When it comes to scenery, Long Island is no match for the Loire Valley. The flat former potato fields of the North Fork bear no resemblance to the steep vineyards and castellated towns that punctuate the shores of the Loire and its tributaries. Moreover, the soils of Long Island’s vineyards differ greatly from those of the middle Loire, home territory of Chenin blanc and Cabernet franc: If anything, the North Fork soils come closest to the low-lying, sandy gravels and clays of Bordeaux, where Cabernet sauvignon is king..
.
.
.
But despite all those differences, Loire grapes do very well on the North Fork. White varieties particularly thrive: Almost every grower on Long Island cultivates Sauvignon blanc, the star of the upper Loire, and Paumanok Vineyards particularly has had startling success with Chenin blanc, the prized white grape of the middle Loire.
Given that, I wondered how well Cabernet franc, the chief red grape of the middle Loire, which makes such charming dinner wines as Chinon and Bourgueil, would fare on the North Fork. To find out, I decided to taste a representative Loire Cab franc from a classic appellation against Paumanok’s Cab franc – Paumanok because of its achievement with the middle Loire’s Chenin – and check out the similarities and differences. Easy and fun: my ideal combination for all chores. And made all the more fun when Beloved Spouse opted to make a classic Loire dish for us to taste the wines with: the perfect way to spend a rainy Sunday, eating and drinking our own personal sunshine.
For this experiment I had on hand a 2016 Domaine de la Haute Olive Chinon and a 2014 Paumanok. It turned out to be just as interesting and enjoyable as I had hoped. Both wines smelled and tasted authentically of the variety – light fruit aromas, perhaps a little raspberry, with earthy, herbaceous notes and even a hint of smoke, soft on the palate, with moderate acidity and subdued black fruit: not powerhouses but charmers. Those are classic Cabernet franc characteristics.
.
Tasted by themselves, in the sort of isolation that so often marks professional tastings and judgings, they seemed unexciting, but sound and well made. A hint of what they were capable of as dinner wines showed in the way both got the digestive juices flowing. They wanted food, and made the tasters want it too.

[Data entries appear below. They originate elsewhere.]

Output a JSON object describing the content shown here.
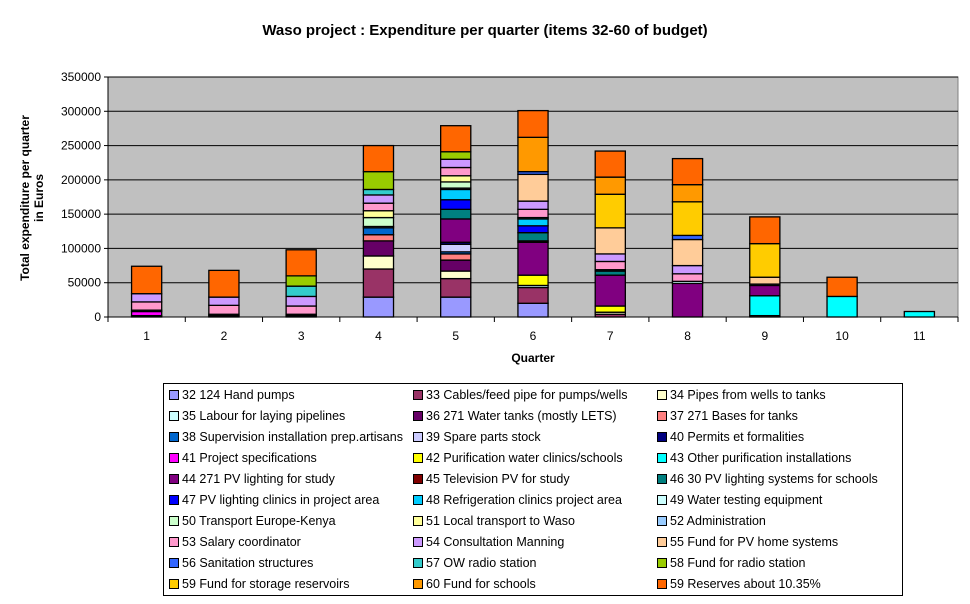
{
  "chart_data": {
    "type": "bar",
    "stacked": true,
    "title": "Waso project : Expenditure per quarter (items 32-60 of budget)",
    "xlabel": "Quarter",
    "ylabel": "Total expenditure per quarter in Euros",
    "ylabel_lines": [
      "Total expenditure per quarter",
      "in Euros"
    ],
    "ylim": [
      0,
      350000
    ],
    "yticks": [
      0,
      50000,
      100000,
      150000,
      200000,
      250000,
      300000,
      350000
    ],
    "ytick_labels": [
      "0",
      "50000",
      "100000",
      "150000",
      "200000",
      "250000",
      "300000",
      "350000"
    ],
    "grid": true,
    "plot_background": "#c0c0c0",
    "legend_position": "bottom",
    "categories": [
      "1",
      "2",
      "3",
      "4",
      "5",
      "6",
      "7",
      "8",
      "9",
      "10",
      "11"
    ],
    "series": [
      {
        "name": "32 124 Hand pumps",
        "color": "#9999ff",
        "values": [
          0,
          0,
          0,
          29000,
          29000,
          20000,
          0,
          0,
          0,
          0,
          0
        ]
      },
      {
        "name": "33 Cables/feed pipe for pumps/wells",
        "color": "#993366",
        "values": [
          0,
          0,
          0,
          41000,
          27000,
          23000,
          4000,
          0,
          0,
          0,
          0
        ]
      },
      {
        "name": "34 Pipes from wells to tanks",
        "color": "#ffffcc",
        "values": [
          0,
          0,
          0,
          19000,
          11000,
          0,
          3000,
          0,
          2000,
          0,
          0
        ]
      },
      {
        "name": "35 Labour for laying pipelines",
        "color": "#ccffff",
        "values": [
          0,
          0,
          0,
          0,
          0,
          3000,
          0,
          0,
          0,
          0,
          0
        ]
      },
      {
        "name": "36 271 Water tanks (mostly LETS)",
        "color": "#660066",
        "values": [
          0,
          2000,
          0,
          22000,
          16000,
          0,
          0,
          0,
          0,
          0,
          0
        ]
      },
      {
        "name": "37 271 Bases for tanks",
        "color": "#ff8080",
        "values": [
          0,
          0,
          0,
          9000,
          9000,
          0,
          0,
          0,
          0,
          0,
          0
        ]
      },
      {
        "name": "38 Supervision installation prep.artisans",
        "color": "#0066cc",
        "values": [
          0,
          0,
          2000,
          10000,
          3000,
          0,
          0,
          0,
          0,
          0,
          0
        ]
      },
      {
        "name": "39 Spare parts stock",
        "color": "#ccccff",
        "values": [
          0,
          0,
          0,
          0,
          11000,
          0,
          0,
          0,
          0,
          0,
          0
        ]
      },
      {
        "name": "40 Permits et formalities",
        "color": "#000080",
        "values": [
          2000,
          0,
          0,
          0,
          3000,
          0,
          0,
          0,
          0,
          0,
          0
        ]
      },
      {
        "name": "41 Project specifications",
        "color": "#ff00ff",
        "values": [
          6000,
          0,
          0,
          0,
          0,
          0,
          0,
          0,
          0,
          0,
          0
        ]
      },
      {
        "name": "42 Purification water clinics/schools",
        "color": "#ffff00",
        "values": [
          0,
          0,
          0,
          0,
          0,
          15000,
          9000,
          0,
          0,
          0,
          0
        ]
      },
      {
        "name": "43 Other purification installations",
        "color": "#00ffff",
        "values": [
          0,
          0,
          0,
          0,
          0,
          0,
          0,
          0,
          29000,
          30000,
          8000
        ]
      },
      {
        "name": "44 271 PV lighting for study",
        "color": "#800080",
        "values": [
          0,
          0,
          0,
          0,
          34000,
          48000,
          45000,
          49000,
          15000,
          0,
          0
        ]
      },
      {
        "name": "45 Television PV for study",
        "color": "#800000",
        "values": [
          0,
          0,
          0,
          0,
          0,
          2000,
          0,
          0,
          0,
          0,
          0
        ]
      },
      {
        "name": "46 30 PV lighting systems for schools",
        "color": "#008080",
        "values": [
          0,
          0,
          0,
          0,
          14000,
          12000,
          6000,
          0,
          0,
          0,
          0
        ]
      },
      {
        "name": "47 PV lighting clinics in project area",
        "color": "#0000ff",
        "values": [
          0,
          0,
          0,
          0,
          14000,
          10000,
          0,
          0,
          0,
          0,
          0
        ]
      },
      {
        "name": "48 Refrigeration clinics project area",
        "color": "#00ccff",
        "values": [
          0,
          0,
          0,
          0,
          15000,
          10000,
          0,
          0,
          0,
          0,
          0
        ]
      },
      {
        "name": "49 Water testing equipment",
        "color": "#ccffff",
        "values": [
          2000,
          2000,
          2000,
          2000,
          2000,
          2000,
          2000,
          3000,
          2000,
          0,
          0
        ]
      },
      {
        "name": "50 Transport Europe-Kenya",
        "color": "#ccffcc",
        "values": [
          0,
          0,
          0,
          13000,
          9000,
          0,
          0,
          0,
          0,
          0,
          0
        ]
      },
      {
        "name": "51 Local transport to Waso",
        "color": "#ffff99",
        "values": [
          0,
          0,
          0,
          10000,
          9000,
          0,
          0,
          0,
          0,
          0,
          0
        ]
      },
      {
        "name": "52 Administration",
        "color": "#99ccff",
        "values": [
          0,
          0,
          0,
          0,
          0,
          0,
          0,
          0,
          0,
          0,
          0
        ]
      },
      {
        "name": "53 Salary coordinator",
        "color": "#ff99cc",
        "values": [
          12000,
          13000,
          12000,
          11000,
          12000,
          12000,
          12000,
          11000,
          0,
          0,
          0
        ]
      },
      {
        "name": "54 Consultation Manning",
        "color": "#cc99ff",
        "values": [
          12000,
          12000,
          14000,
          12000,
          12000,
          12000,
          11000,
          12000,
          0,
          0,
          0
        ]
      },
      {
        "name": "55 Fund for PV home systems",
        "color": "#ffcc99",
        "values": [
          0,
          0,
          0,
          0,
          0,
          39000,
          38000,
          38000,
          10000,
          0,
          0
        ]
      },
      {
        "name": "56 Sanitation structures",
        "color": "#3366ff",
        "values": [
          0,
          0,
          0,
          0,
          0,
          4000,
          0,
          6000,
          0,
          0,
          0
        ]
      },
      {
        "name": "57 OW radio station",
        "color": "#33cccc",
        "values": [
          0,
          0,
          15000,
          8000,
          0,
          0,
          0,
          0,
          0,
          0,
          0
        ]
      },
      {
        "name": "58 Fund for radio station",
        "color": "#99cc00",
        "values": [
          0,
          0,
          15000,
          26000,
          11000,
          0,
          0,
          0,
          0,
          0,
          0
        ]
      },
      {
        "name": "59 Fund for storage reservoirs",
        "color": "#ffcc00",
        "values": [
          0,
          0,
          0,
          0,
          0,
          0,
          49000,
          49000,
          49000,
          0,
          0
        ]
      },
      {
        "name": "60 Fund for schools",
        "color": "#ff9900",
        "values": [
          0,
          0,
          0,
          0,
          0,
          50000,
          25000,
          25000,
          0,
          0,
          0
        ]
      },
      {
        "name": "59 Reserves about 10.35%",
        "color": "#ff6600",
        "values": [
          40000,
          39000,
          38000,
          38000,
          38000,
          39000,
          38000,
          38000,
          39000,
          28000,
          0
        ]
      }
    ]
  }
}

As a textbook illustration of everything that’s wrong with formal wine tastings and their resulting scores, these wines changed dramatically when dinner appeared: Both just blossomed, opening complex, soft flavors that interplayed differently and beautifully with each dish. Their differences from each other, almost invisible in the formal tasting, showed more clearly with food, the Chinon slightly lighter bodied and more elegant, the Paumanok fuller, earthier – but both interacted splendidly with the dinner. (You can read about our dinner dishes on Diane’s blog, here.) It’s no wonder Rabelais loved the wines of Chinon: They played his game.
.
.
It was abundantly clear from this little experiment that Paumanok Vineyards has gotten Cabernet franc right, verifying in my mind that it has a vocation for Loire grapes. The question it raises for me is, how much of the North Fork shares that vocation? The predominant red grapes planted there are, unsurprisingly, Cabernet sauvignon and Merlot, just as in California. The prestige of Bordeaux wines has largely straightjacketed American winemaking since the 1960s, and the small amount of Cabernet franc grown here is almost always used only in Meritage wines and other replications of the orthodox Médoc blend – so Paumanok deserves praise for having the courage to bottle a monovarietal Cab franc, and even more praise for getting it so right.

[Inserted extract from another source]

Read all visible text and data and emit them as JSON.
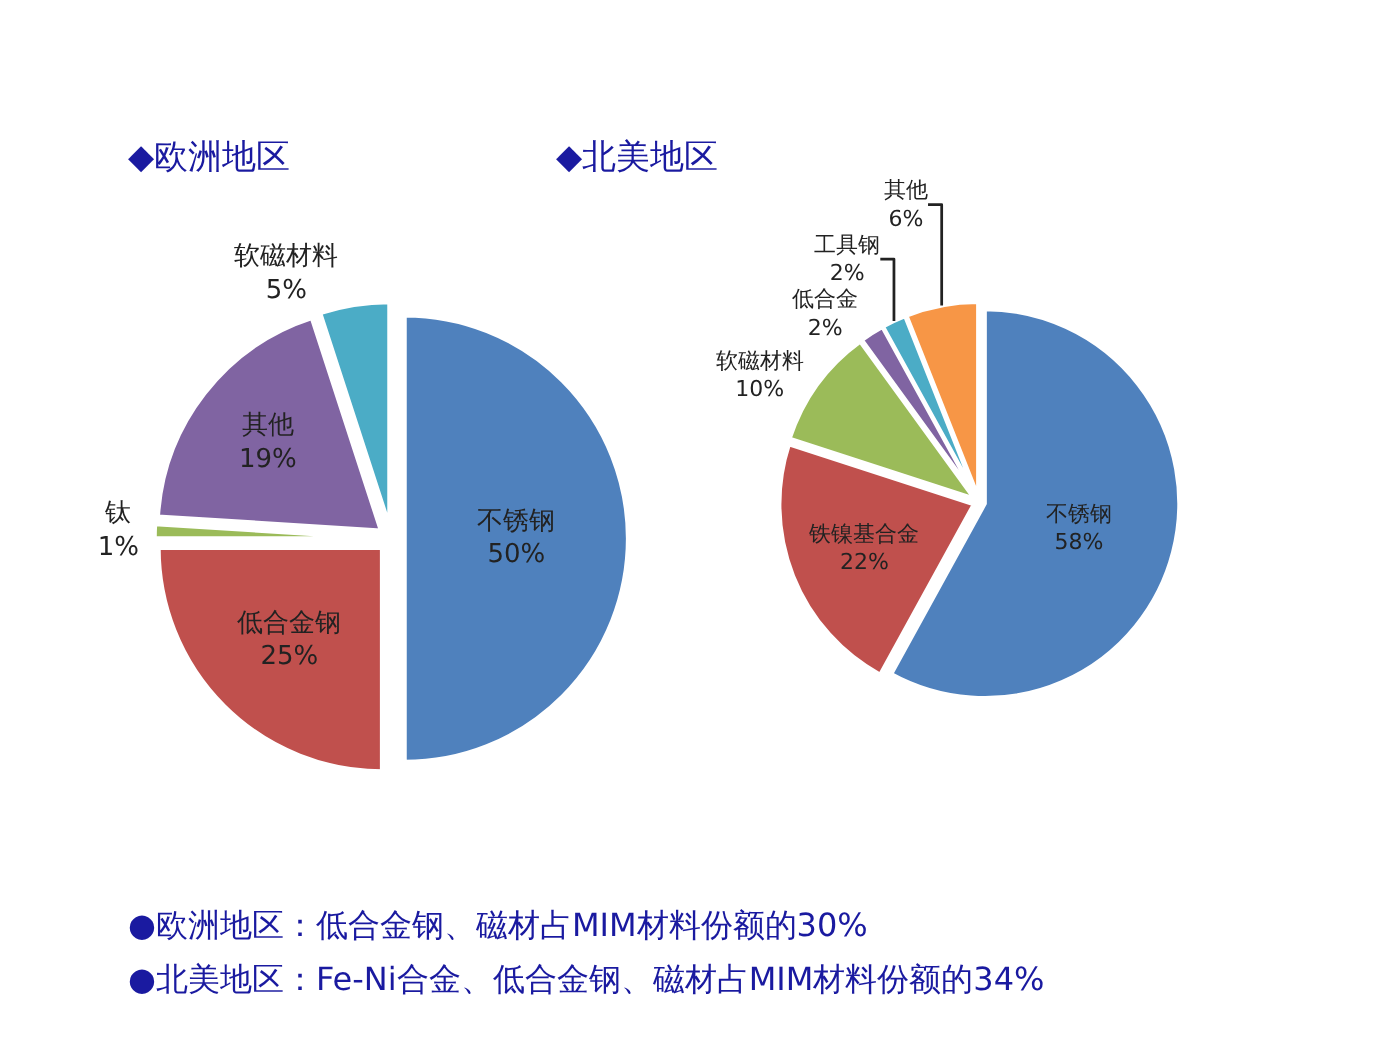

The Cabernet franc red wines of the middle Loire make wonderful drinking, without being overly expensive: Sunday dinner wines you could call them, if families still made Sunday dinner a weekly special occasion. They don’t demand long aging, though they can take it, and they don’t require reverence or ceremony in their consumption. Though, come to think of it, they can probably take that too: I am just remembering that humble Cabernet franc constitutes about two-thirds of the blend of the fabled Cheval Blanc, one of Bordeaux’s greatest red wines. I do hope some Long Island grape growers will also remember that.